Conhecidos por sua resiliência cultural, os Pirahã mantêm um estilo de vida seminômade que resiste à influência externa há séculos. A língua falada por eles é única e não possui relação com nenhum outro idioma vivo, caracterizando-se pela ausência de conceitos numéricos, tempos verbais no passado e futuro, e palavras para cores. Segundo Dalberto, as características culturais Pirahã consolidam seu direito à autodeterminação e expressam a riqueza e singularidade de sua cultura, cabendo ao Estado brasileiro a adoção de metodologia indigenista específica para a salvaguarda do direitos desse povo. “A autossuficiência dos Pirahã tem sido impactada ao longo do tempo pela ação de terceiros e do próprio estado, ainda que por omissão, como com a construção da transamazônica que cortou seus territórios e trouxe uma série de problemas aos Pirahã”, explica o procurador.

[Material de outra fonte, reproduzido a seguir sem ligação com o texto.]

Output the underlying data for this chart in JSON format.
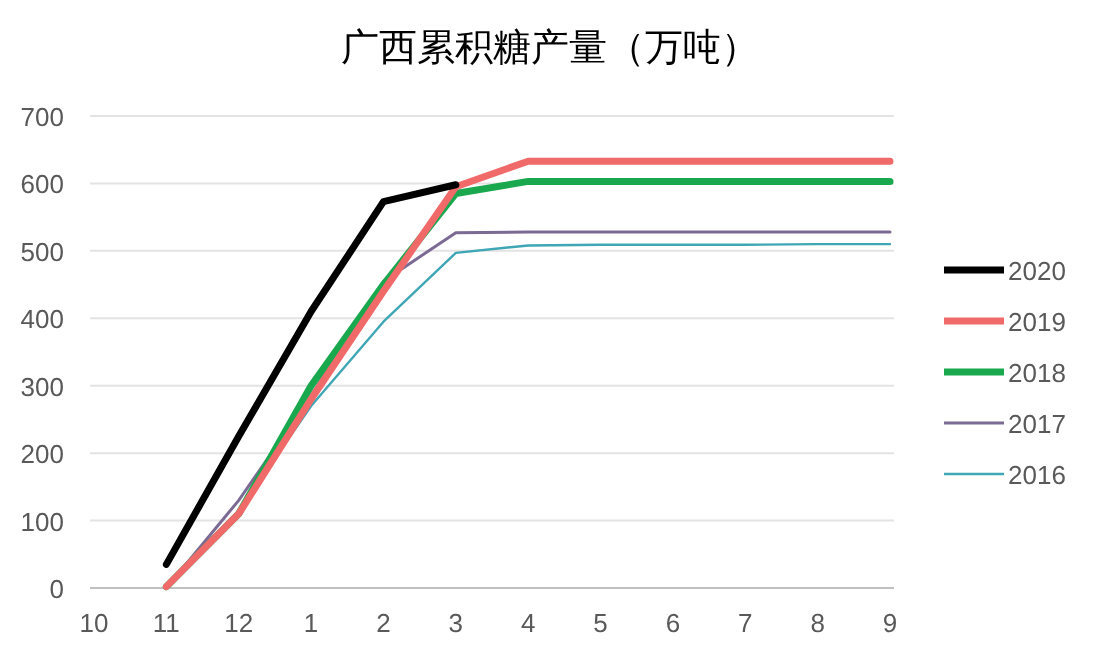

“É um processo gradativo e necessário, que requer uma série de atos adequados, planejamento e continuidade, de responsabilidade de vários órgãos para fazer o enfrentamento à crise, sendo que alguns já estão em andamento. Há muito ainda a se fazer e a se construir, compreendendo melhor e acompanhando de perto a realidade dos Pirahã para lhes devolver a autossuficiência que foi indevidamente retirada e para que seja efetivamente respeito seu direito de viver segundo suas escolhas e sua cosmologia”, completou Dalberto.

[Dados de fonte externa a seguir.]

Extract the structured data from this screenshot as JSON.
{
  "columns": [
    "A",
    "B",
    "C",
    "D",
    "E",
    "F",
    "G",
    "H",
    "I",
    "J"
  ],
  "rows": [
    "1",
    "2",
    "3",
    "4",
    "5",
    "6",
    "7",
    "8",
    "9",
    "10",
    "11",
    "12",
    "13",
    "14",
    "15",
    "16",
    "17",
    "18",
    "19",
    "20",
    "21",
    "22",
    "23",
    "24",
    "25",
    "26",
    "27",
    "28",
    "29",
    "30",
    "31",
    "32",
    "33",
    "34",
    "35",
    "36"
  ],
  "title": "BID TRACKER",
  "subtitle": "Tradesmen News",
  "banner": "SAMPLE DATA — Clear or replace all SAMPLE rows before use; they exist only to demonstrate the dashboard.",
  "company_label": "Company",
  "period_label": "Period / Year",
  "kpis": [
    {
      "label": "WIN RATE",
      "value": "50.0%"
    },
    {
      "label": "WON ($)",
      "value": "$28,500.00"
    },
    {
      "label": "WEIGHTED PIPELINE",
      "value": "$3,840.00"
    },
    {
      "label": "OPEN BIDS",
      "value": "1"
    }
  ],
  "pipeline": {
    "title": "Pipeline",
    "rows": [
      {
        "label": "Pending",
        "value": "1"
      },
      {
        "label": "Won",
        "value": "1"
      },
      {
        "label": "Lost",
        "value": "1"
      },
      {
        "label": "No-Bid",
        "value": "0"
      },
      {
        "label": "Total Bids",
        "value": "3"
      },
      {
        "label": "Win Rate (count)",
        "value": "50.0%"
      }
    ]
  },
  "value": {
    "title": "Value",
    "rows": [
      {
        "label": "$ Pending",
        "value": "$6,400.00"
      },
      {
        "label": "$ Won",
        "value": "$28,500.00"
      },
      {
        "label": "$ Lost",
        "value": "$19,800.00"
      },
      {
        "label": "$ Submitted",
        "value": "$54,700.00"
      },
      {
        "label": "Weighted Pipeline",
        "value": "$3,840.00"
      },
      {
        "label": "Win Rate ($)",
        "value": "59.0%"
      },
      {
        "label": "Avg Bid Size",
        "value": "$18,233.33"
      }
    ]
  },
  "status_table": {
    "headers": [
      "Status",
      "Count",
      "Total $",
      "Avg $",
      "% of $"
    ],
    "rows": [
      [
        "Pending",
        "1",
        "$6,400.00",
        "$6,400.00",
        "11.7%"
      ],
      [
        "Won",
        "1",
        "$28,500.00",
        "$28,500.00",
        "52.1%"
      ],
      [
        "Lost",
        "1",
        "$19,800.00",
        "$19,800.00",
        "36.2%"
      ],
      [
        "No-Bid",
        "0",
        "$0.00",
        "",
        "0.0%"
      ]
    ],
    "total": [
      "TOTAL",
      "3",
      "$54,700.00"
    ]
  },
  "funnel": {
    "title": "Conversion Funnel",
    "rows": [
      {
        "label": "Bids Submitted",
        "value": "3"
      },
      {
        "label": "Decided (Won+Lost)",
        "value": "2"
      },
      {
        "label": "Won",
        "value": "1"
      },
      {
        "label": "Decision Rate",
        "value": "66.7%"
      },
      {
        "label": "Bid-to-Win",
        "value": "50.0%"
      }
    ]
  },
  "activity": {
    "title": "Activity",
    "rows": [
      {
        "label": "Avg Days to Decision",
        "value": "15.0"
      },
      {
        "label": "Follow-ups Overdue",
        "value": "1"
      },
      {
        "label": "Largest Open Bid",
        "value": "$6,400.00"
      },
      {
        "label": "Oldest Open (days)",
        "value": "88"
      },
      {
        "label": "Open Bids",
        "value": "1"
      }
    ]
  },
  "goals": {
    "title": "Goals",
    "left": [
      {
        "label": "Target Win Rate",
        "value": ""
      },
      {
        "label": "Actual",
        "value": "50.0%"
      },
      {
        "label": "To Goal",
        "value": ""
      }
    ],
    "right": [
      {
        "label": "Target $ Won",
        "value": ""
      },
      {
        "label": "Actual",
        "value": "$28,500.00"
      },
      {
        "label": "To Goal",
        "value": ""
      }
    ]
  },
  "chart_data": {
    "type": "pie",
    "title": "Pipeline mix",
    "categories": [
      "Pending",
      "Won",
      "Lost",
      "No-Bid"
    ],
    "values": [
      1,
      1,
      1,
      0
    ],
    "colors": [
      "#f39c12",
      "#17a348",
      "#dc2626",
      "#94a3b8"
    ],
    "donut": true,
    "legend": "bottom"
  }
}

O MPF esclarece que as áreas habitadas pelos povos em isolamento precisam ser protegidas porque a presença de invasores no local pode representar grave ameaça à vida e à própria existência desses grupos, dadas suas vulnerabilidades frente à nossa sociedade, principalmente sob o aspecto epidemiológico (doenças) e segurança alimentar.
Atuação – Desde 2023, o MPF atua em defesa dos direitos e prerrogativas do povo Pirahã. Nesse sentido, o órgão também emitiu recomendação ao Serviço Florestal Brasileiro (SFB) solicitando a suspensão imediata da concessão florestal das Unidades de Manejo Florestal (UMFs) II e III da Floresta Nacional de Humaitá. O pedido baseou-se em possíveis impactos negativos para comunidades indígenas e em áreas de uso tradicional dos Pirahã e na falta de consulta livre, prévia e informada, conforme previsto na Convenção 169 da Organização Internacional do Trabalho (OIT).

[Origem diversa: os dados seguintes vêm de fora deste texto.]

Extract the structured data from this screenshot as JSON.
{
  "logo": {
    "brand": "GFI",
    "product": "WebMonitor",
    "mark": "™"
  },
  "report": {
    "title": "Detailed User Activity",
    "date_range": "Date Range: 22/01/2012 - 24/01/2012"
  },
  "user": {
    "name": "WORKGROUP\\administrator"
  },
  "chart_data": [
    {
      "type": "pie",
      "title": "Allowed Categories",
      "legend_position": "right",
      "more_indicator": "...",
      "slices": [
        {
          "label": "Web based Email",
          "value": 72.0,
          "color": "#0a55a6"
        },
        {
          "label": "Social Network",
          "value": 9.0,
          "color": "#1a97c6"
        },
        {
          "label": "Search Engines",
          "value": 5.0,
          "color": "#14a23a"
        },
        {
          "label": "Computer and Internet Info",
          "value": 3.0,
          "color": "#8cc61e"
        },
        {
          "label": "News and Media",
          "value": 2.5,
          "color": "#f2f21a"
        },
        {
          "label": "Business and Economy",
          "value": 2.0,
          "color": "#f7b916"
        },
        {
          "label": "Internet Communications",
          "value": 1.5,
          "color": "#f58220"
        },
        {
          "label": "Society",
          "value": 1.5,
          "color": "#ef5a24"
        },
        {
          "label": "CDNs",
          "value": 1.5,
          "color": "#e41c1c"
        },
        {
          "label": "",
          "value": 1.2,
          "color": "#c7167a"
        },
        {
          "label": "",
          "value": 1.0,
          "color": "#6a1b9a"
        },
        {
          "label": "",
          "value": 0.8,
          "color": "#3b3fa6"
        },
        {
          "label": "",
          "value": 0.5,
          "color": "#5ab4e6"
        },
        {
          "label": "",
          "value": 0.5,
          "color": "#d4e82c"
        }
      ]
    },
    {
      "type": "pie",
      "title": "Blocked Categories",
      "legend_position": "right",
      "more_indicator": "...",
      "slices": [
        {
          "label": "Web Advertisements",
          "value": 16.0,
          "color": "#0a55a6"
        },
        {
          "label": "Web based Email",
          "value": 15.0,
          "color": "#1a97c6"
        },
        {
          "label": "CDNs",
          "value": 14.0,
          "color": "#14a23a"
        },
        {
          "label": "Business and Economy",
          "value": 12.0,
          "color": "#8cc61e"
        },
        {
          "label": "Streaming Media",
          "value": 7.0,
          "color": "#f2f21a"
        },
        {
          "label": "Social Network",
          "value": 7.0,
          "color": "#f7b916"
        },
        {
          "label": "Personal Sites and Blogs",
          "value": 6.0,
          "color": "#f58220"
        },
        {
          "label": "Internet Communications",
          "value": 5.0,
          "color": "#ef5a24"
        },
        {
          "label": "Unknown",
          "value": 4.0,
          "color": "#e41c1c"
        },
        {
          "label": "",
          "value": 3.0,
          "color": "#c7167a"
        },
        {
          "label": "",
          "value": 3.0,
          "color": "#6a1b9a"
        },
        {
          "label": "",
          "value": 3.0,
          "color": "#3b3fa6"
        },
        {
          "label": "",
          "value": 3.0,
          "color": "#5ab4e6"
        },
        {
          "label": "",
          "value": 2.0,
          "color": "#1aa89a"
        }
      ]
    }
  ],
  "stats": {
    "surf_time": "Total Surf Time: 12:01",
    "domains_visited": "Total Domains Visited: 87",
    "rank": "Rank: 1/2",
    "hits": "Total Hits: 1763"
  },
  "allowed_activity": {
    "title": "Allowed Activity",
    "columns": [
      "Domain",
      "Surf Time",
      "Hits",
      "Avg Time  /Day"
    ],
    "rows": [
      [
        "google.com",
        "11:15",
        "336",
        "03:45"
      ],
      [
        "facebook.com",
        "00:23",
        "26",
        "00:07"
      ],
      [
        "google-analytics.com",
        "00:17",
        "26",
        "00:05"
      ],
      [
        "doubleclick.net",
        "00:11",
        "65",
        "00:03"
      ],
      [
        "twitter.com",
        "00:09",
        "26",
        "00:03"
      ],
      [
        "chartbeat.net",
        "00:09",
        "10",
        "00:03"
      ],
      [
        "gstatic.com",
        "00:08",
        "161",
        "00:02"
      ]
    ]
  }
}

Por suas características culturais, o povo Pirahã não reconhece demarcações territoriais rígidas, mas o MPF esclareceu que há registros de uso tradicional da área onde a concessão florestal foi realizada. Segundo o procurador da República Daniel Luís Dalberto, que assinou o documento em conjunto com o procurador da República Eduardo Jesus Sanches, a recomendação, encaminhada em fevereiro de 2024, foi acatada inteiramente pelo Serviço Florestal Brasileiro.